One of the areas where mowing needs to be reduced, the report found, is near the farm pond. The report notes that mowing so much so close to the pond eliminates wetland plants and encourages hordes of Canadian geese, which dislike tall vegetation next to ponds.

The report also found that Sunset Hill contains a diversity and abundance of small mammals, such as deer mice, voles and shrews, but that after mowing, the mammal population levels dropped markedly. The report noted that park staff reported that large predatory birds are common after mowings, probably because the small animals have less protective cover and are easier prey.

While small mammal populations sometimes “crash” naturally, it is rare that crashes of a variety of species occur all at once. “This suggests that mowing may cause populations to decline rapidly thereby making extensive periods where food is hardly available to predators,” the report says.

A survey of the bird species conducted by Dancey showed that 87 species use the park, of which 56 show signs of breeding.
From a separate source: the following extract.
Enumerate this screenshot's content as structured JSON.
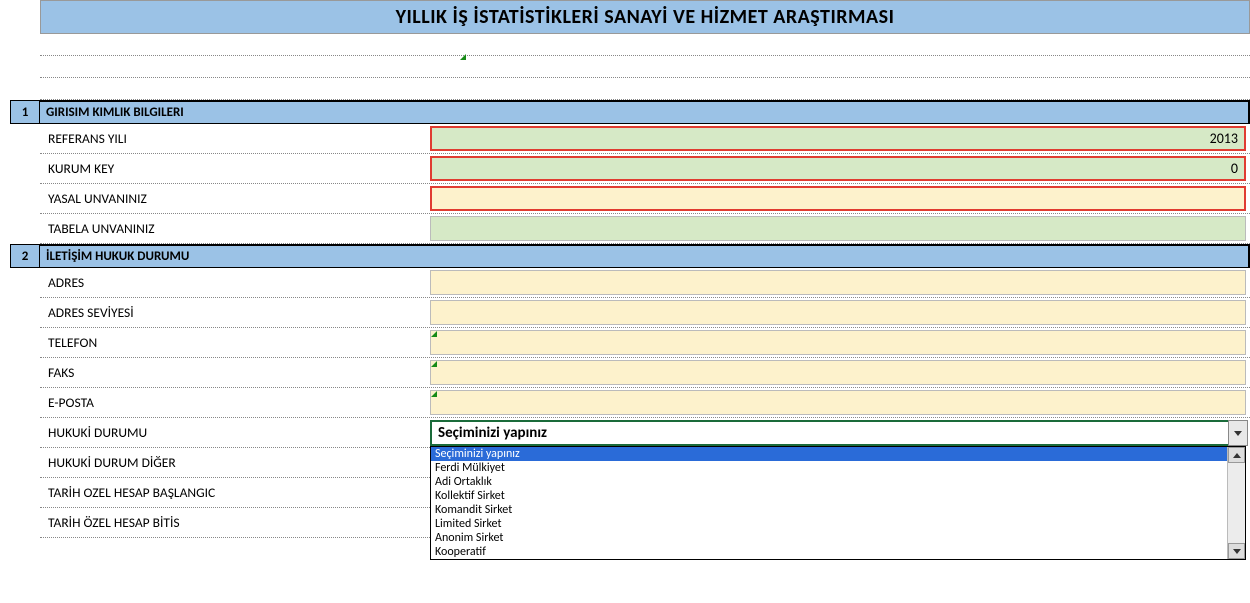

While this is considered a good diversity, the report also noted that it appears that bird species might be in decline at Sunset Hill.

The park contains five bird species that have suffered serious declines as a result of habitat destruction. These are the threatened sedge wren, which nested at Sunset Hill; Cooper’s hawk, sharp-shinned hawk and northern Harrier, all of which are species either endangered or of special concern; and dickcissels, which are rare in this area.

The report also strongly encourages that the planting of native species and restoration projects, like the pulling of the highly invasive garlic mustard, should be done in concert with the public.

“These activities will unify many diverse citizens of all ages to a common cause,” the report concludes. “The emotional and physical well-being of citizens will be enhanced both during restoration and the enjoyment of the results. As well, wildlife will be enhanced. This is a win-win situation to which we should strive.”